I found it really hard to articulate this problem, but it is a similar problem to this one.
For example, let's say I have a table like this:
| Label | Value |
|---|---|
| A | 1 |
| B | 2 |
| C | Nan |
| D | Nan |
| E | Nan |
| F | 12 |
It needs to look like this:
| Label | Value |
|---|---|
| A | 1 |
| B | 2 |
| C | 3 |
| D | 3 |
| E | 3 |
| F | 3 |
Used the next available value (12) and divided it by the number of Nan values + 1 (12/4) = 3 and replaced the Nan values AND the original value used to interpolate(12) by 3. It is similar to the previous question but also modifies the original value used for interpolation.
test = pd.DataFrame({'Label': ['A', 'B', 'C', 'D', 'E', 'F','G','H','I'],
'Value': [1, 2, None, None, None, 12,None,None,4]})
test['break'] = np.where(test['Value'].notnull(),1,0)
test['group'] = test['break'].shift().fillna(0).cumsum()
test['Value2'] = test.groupby('group').Value.apply(lambda x: x.fillna( x.max() / len(x)))
for row in range(0,test.shape[0]):
if test['break'].iloc[row] == 0 and test['break'].iloc[row+1] == 1:
test.at[row+1, 'Value2'] = test['Value2'].iloc[row]
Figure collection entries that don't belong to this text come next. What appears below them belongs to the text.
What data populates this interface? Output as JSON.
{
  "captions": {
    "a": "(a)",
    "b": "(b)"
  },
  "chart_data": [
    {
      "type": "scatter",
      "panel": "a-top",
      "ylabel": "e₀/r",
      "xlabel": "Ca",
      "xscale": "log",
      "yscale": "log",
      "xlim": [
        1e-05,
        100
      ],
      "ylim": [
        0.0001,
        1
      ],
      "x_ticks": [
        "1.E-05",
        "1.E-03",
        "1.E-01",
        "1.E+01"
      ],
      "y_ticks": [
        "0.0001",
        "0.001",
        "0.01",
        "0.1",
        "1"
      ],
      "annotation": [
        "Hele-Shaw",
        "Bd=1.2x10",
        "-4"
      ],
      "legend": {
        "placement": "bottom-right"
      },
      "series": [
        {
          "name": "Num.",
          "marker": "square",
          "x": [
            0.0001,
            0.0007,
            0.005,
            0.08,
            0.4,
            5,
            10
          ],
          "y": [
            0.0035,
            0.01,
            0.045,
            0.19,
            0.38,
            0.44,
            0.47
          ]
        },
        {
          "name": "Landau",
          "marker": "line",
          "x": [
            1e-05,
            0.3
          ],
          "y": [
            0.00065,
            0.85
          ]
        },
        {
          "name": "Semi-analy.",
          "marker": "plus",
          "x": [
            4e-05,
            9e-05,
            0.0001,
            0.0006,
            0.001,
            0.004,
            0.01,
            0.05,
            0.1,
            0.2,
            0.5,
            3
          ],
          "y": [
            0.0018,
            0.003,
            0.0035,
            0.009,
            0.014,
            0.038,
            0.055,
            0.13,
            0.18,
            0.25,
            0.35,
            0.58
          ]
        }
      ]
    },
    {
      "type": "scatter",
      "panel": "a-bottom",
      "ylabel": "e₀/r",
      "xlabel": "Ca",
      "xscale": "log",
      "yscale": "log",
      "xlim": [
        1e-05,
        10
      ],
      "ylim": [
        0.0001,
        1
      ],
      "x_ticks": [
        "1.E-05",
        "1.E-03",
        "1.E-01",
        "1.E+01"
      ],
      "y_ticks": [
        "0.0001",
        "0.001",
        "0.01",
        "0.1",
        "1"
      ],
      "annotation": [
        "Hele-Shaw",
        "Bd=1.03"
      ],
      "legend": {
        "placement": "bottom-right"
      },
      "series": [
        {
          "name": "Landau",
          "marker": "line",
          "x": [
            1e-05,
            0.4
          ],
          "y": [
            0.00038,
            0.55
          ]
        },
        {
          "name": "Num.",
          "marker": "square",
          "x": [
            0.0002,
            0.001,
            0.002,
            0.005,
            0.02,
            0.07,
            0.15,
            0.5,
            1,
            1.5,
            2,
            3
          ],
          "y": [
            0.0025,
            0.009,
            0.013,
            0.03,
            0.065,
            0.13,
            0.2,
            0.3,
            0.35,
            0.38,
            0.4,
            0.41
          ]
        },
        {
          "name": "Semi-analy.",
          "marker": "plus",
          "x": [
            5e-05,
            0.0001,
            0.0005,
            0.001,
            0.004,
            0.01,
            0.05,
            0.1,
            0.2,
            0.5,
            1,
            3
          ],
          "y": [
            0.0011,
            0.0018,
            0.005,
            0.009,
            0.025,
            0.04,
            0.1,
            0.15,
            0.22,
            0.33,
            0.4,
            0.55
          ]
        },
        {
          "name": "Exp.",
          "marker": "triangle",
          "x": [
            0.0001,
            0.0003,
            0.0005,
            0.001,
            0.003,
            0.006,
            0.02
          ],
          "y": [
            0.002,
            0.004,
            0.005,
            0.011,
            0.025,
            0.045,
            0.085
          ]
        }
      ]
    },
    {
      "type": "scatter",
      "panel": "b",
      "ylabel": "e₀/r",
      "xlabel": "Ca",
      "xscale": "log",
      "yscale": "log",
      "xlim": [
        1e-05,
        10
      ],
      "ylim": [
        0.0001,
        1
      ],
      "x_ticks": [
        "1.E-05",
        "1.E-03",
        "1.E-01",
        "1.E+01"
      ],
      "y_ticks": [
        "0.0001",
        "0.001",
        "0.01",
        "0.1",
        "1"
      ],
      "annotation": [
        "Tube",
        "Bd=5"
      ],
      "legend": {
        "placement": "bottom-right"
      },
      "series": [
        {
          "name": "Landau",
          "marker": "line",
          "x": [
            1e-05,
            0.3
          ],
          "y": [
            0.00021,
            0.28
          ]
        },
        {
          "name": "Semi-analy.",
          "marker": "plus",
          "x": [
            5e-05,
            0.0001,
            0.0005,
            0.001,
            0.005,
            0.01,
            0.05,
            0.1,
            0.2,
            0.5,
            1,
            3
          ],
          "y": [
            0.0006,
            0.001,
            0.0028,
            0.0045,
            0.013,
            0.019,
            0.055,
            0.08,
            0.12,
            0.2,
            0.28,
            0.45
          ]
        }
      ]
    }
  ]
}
df.interpolate() is not capable of doing this, and this is what I have so far. It gets the job done, but is not very elegant
Perhaps something like this?
test = pd.DataFrame({'Label': ['A', 'B', 'C', 'D', 'E', 'F','G','H','I'],
'Value': [1, 2, None, None, None, 12,None,None,4]})
tr = test.assign(
g=(~test['Value'].isna())[::-1].cumsum()
).groupby('g')['Value'].transform
df = test.assign(Value=tr('last') / tr('size'))
>>> df
Label Value
0 A 1.000000
1 B 2.000000
2 C 3.000000
3 D 3.000000
4 E 3.000000
5 F 3.000000
6 G 1.333333
7 H 1.333333
8 I 1.333333
With the .assign(g=...) we make groups of values that end with a non-NaN values and preceded by zero or more NaN:
>>> test.assign(
... g=(~test['Value'].isna())[::-1].cumsum()
... )
Label Value g
0 A 1.0 4
1 B 2.0 3
2 C NaN 2
3 D NaN 2
4 E NaN 2
5 F 12.0 2
6 G NaN 1
7 H NaN 1
8 I 4.0 1
Then, we use .groupby('g')['Values'].transform twice: to get the last() value, and to divide it by the size() of the group.